Ha lavorato una vita coltivando una passione che lo ha portato a diventare uno dei più apprezzati chef d’Italia. Per molti anni ha cucinato ai fornelli del ristorante del Casinò municipale di Campione d’Italia e, dal 2011, è presidente dell’Associazione Provinciale Cuochi di Como. Da qualche anno la nobiltà di questo antico mestiere è stata messa in risalto da alcuni format catodici di successo come MasterChef, tanto che la possibilità di diventare il nuovo Carlo Cracco ha iniziato a far

gola a molti giovani: «Quello che si vede in televisione – afferma Cesare Chessorti – non è tutto reale, ma certamente ha fornito alcuni validi input. A un giovane posso dire che tutto deve partire dalla passione e dalla formazione, senza mai dimenticare che occorrono grandi sacrifici prima di essere ripagati da questo mestiere. La nostra è un’arte, non basta copiare una ricetta, le nostre mani devono sapere personalizzare ogni piatto. Ogni territorio ha la sua cucina, le proprie radici sono la prima cosa da apprendere. La formazione è fondamentale, così come tutte le esperienze che verranno, e devo dire non si finisce mai di imparare».In quanto alle prospettive in questo campo, il parere di Cesare Chessorti è molto positivo: «Le possibilità di lavoro sono notevoli, alla gente piace uscire a mangiare e non dimentichiamo che siamo in una zona con una forte vocazione turistica. Poi non sottovaluterei – aggiunge lo chef – l’attenzione che meritano i menu per i celiaci e per i vegetariani, giustamente sempre più esigenti rispetto alle loro scelte alimentari quando vanno al ristorante.
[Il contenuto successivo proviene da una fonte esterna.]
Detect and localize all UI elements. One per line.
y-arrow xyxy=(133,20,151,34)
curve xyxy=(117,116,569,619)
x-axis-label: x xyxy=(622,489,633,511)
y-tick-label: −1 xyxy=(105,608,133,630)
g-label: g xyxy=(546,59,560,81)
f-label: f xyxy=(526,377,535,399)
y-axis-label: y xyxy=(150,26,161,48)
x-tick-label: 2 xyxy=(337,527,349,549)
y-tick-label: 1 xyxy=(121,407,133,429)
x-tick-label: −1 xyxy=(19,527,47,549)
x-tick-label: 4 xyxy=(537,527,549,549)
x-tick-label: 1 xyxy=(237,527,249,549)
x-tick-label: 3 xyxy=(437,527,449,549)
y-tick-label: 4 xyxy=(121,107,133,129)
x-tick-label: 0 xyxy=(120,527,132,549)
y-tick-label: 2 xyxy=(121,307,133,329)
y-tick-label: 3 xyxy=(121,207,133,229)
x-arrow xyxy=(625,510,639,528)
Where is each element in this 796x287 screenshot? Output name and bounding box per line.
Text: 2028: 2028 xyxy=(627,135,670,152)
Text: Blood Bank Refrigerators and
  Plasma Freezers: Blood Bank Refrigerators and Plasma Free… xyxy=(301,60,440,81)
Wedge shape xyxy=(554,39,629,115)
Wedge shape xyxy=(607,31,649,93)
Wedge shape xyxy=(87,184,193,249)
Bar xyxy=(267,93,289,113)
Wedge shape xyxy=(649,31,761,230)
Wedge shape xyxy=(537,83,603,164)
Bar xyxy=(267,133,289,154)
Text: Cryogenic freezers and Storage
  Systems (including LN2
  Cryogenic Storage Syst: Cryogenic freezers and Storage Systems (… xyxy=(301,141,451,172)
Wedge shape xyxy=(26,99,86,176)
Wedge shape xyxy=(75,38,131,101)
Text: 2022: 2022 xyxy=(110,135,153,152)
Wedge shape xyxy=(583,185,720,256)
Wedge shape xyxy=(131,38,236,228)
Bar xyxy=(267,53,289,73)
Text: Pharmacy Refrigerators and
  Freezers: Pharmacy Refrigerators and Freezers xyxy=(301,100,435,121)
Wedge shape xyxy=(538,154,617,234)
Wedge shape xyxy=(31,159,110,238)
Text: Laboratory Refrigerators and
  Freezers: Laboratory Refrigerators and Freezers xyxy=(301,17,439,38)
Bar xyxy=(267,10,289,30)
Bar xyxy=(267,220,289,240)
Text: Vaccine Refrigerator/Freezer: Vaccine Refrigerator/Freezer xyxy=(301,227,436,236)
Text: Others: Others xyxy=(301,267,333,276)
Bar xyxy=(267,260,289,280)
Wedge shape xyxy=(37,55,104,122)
Ma anche in questo senso le nostre scuole stanno facendo un ottimo lavoro».Che il settore dell’enogastronomia sia in crescita lo ha recentemente dimostrato anche la 13ª edizione della rassegna gastronomica interregionale “Arte in Cucina”, organizzata e promossa proprio dall’associazione presieduta da Chessorti, che ha premiato in quel di Erba quattro giovani cuochi e pasticcieri.Per quanto riguarda i sommelier, la questione è un po’ più complicata. La consapevolezza del bere bene è ancora tutta da costruire, sia dalla parte dei consumatori sia da quella degli esercenti. Il presidente della delegazione comasca dell’Ais è ben consapevole delle problematiche: «La cultura del vino – afferma Giorgio Rinaldi – ancora non c’è. Spesso lo si divide ancora solo in bianco o rosso. La tipicità, il legame tra vitigno e territorio rimangono temi fondamentali ma in gran parte sconosciuti. A Como qualcosa si sta muovendo come dimostra l’interesse per i nostri corsi che sono sempre più frequentati. La strada è però ancora lunga anche perché l’attenzione mediatica è rivolta più frequentemente al cibo, mentre il vino rimane ancora un argomento di nicchia. Occorre sensibilizzare la politica affinché la professione di sommelier possa trovare adeguati sbocchi presso la ristorazione».